I think this could work, but I never tested it and can see some quirks there... for example, how to decide the number of edges per group? Connecting all of the nodes could be super-heavy for the physics engine, I guess. And so, this could scale very badly with huge networks/many nodes and groups.

ooker777 commented 2 years ago

Another example case

For a directed graph there will be source points, which have the in-degree=0. I want to group all nodes that are descendants of a source point together, and draw a border outside of them. So a graph with many source points will have many components like that. And if a node is a descendant of many source points, then it will be in the intersect of many components.

This is also asked in Stack Overflow: Bordered group of nodes in a network graph?
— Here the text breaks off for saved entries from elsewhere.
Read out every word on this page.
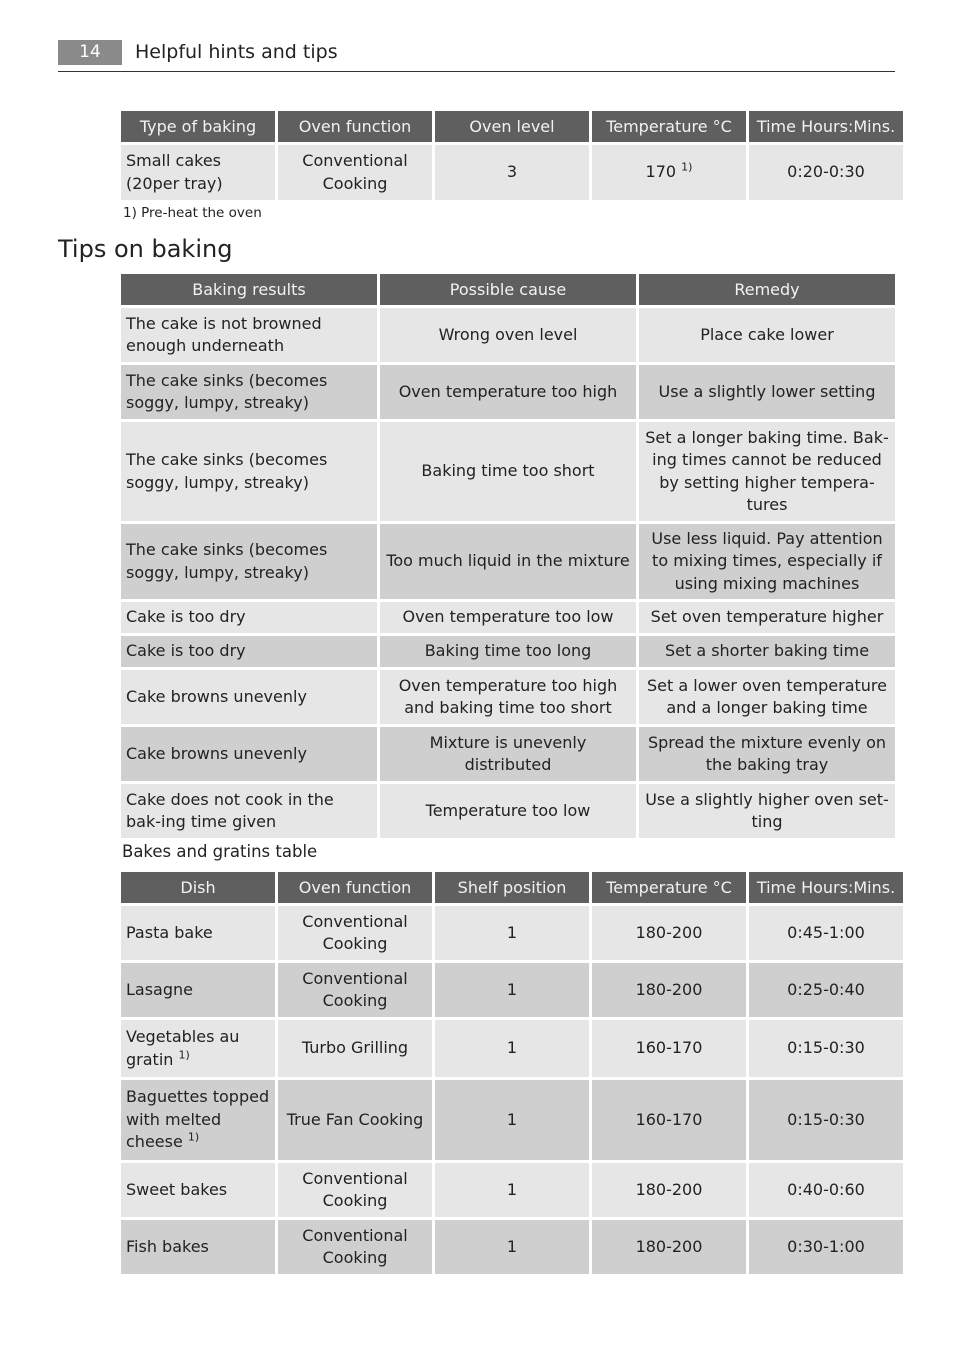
14	Helpful hints and tips
Type of baking	Oven function	Oven level	Temperature °C	Time Hours:Mins.
Small cakes (20per tray)	Conventional Cooking	3	170 $^{1)}$	0:20-0:30
1) Pre-heat the oven
Tips on baking
Baking results	Possible cause	Remedy
The cake is not browned enough underneath	Wrong oven level	Place cake lower
The cake sinks (becomes soggy, lumpy, streaky)	Oven temperature too high	Use a slightly lower setting
The cake sinks (becomes soggy, lumpy, streaky)	Baking time too short	Set a longer baking time. Bak-ing times cannot be reduced by setting higher tempera-tures
The cake sinks (becomes soggy, lumpy, streaky)	Too much liquid in the mixture	Use less liquid. Pay attention to mixing times, especially if using mixing machines
Cake is too dry	Oven temperature too low	Set oven temperature higher
Cake is too dry	Baking time too long	Set a shorter baking time
Cake browns unevenly	Oven temperature too high and baking time too short	Set a lower oven temperature and a longer baking time
Cake browns unevenly	Mixture is unevenly distributed	Spread the mixture evenly on the baking tray
Cake does not cook in the bak-ing time given	Temperature too low	Use a slightly higher oven set-ting
Bakes and gratins table
Dish	Oven function	Shelf position	Temperature °C	Time Hours:Mins.
Pasta bake	Conventional Cooking	1	180-200	0:45-1:00
Lasagne	Conventional Cooking	1	180-200	0:25-0:40
Vegetables au gratin $^{1)}$	Turbo Grilling	1	160-170	0:15-0:30
Baguettes topped with melted cheese $^{1)}$	True Fan Cooking	1	160-170	0:15-0:30
Sweet bakes	Conventional Cooking	1	180-200	0:40-0:60
Fish bakes	Conventional Cooking	1	180-200	0:30-1:00
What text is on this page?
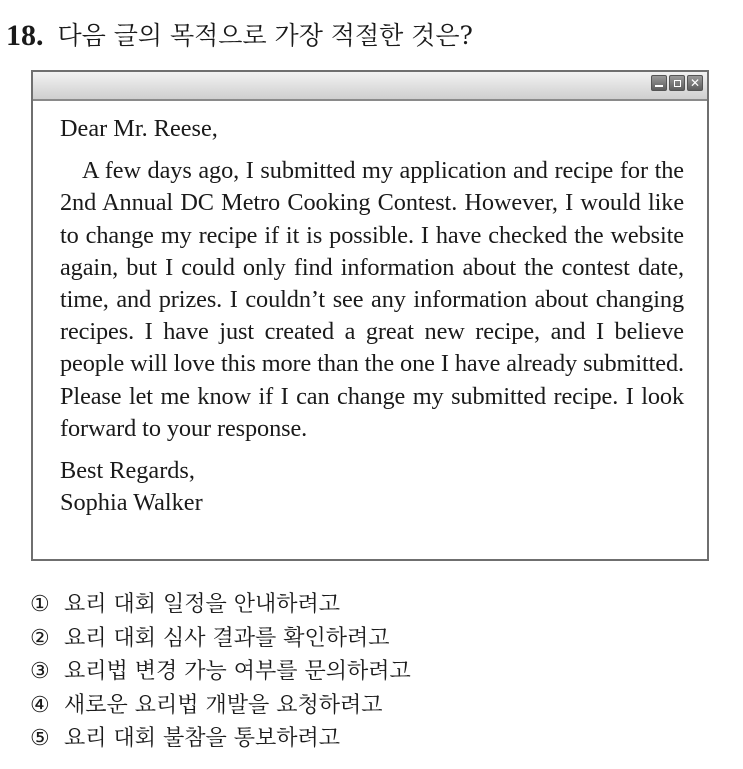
18. 다음 글의 목적으로 가장 적절한 것은?
✕

Dear Mr. Reese,

A few days ago, I submitted my application and recipe for the 2nd Annual DC Metro Cooking Contest. However, I would like to change my recipe if it is possible. I have checked the website again, but I could only find information about the contest date, time, and prizes. I couldn’t see any information about changing recipes. I have just created a great new recipe, and I believe people will love this more than the one I have already submitted. Please let me know if I can change my submitted recipe. I look forward to your response.

Best Regards,

Sophia Walker

① 요리 대회 일정을 안내하려고
② 요리 대회 심사 결과를 확인하려고
③ 요리법 변경 가능 여부를 문의하려고
④ 새로운 요리법 개발을 요청하려고
⑤ 요리 대회 불참을 통보하려고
Muntaner commented 2 years ago

Another example case

For a directed graph there will be source points, which have the in-degree=0. I want to group all nodes that are descendants of a source point together, and draw a border outside of them. So a graph with many source points will have many components like that. And if a node is a descendant of many source points, then it will be in the intersect of many components.

This is also asked in Stack Overflow: Bordered group of nodes in a network graph?

This proposal would probably solve the "group all descendants together" requirement, but you would still need some tweaks and customization to correctly place the source points and to correctly implement the intersection part.

xmedeko commented 1 year ago

Our use case is: we have (about 10-200) projects (vertices) with dependencies (edges). Projects are organized in (about 3-10) groups. We want to show and edit project dependencies (edges). However the projects - vertices should be in a "group" bubble (rectangle), so that a user can find it quickly. (Vertices may be placed anywhere inside a group bubble, it's not necessary to put them on the border.)

Maybe this feature could be called "opened cluster"?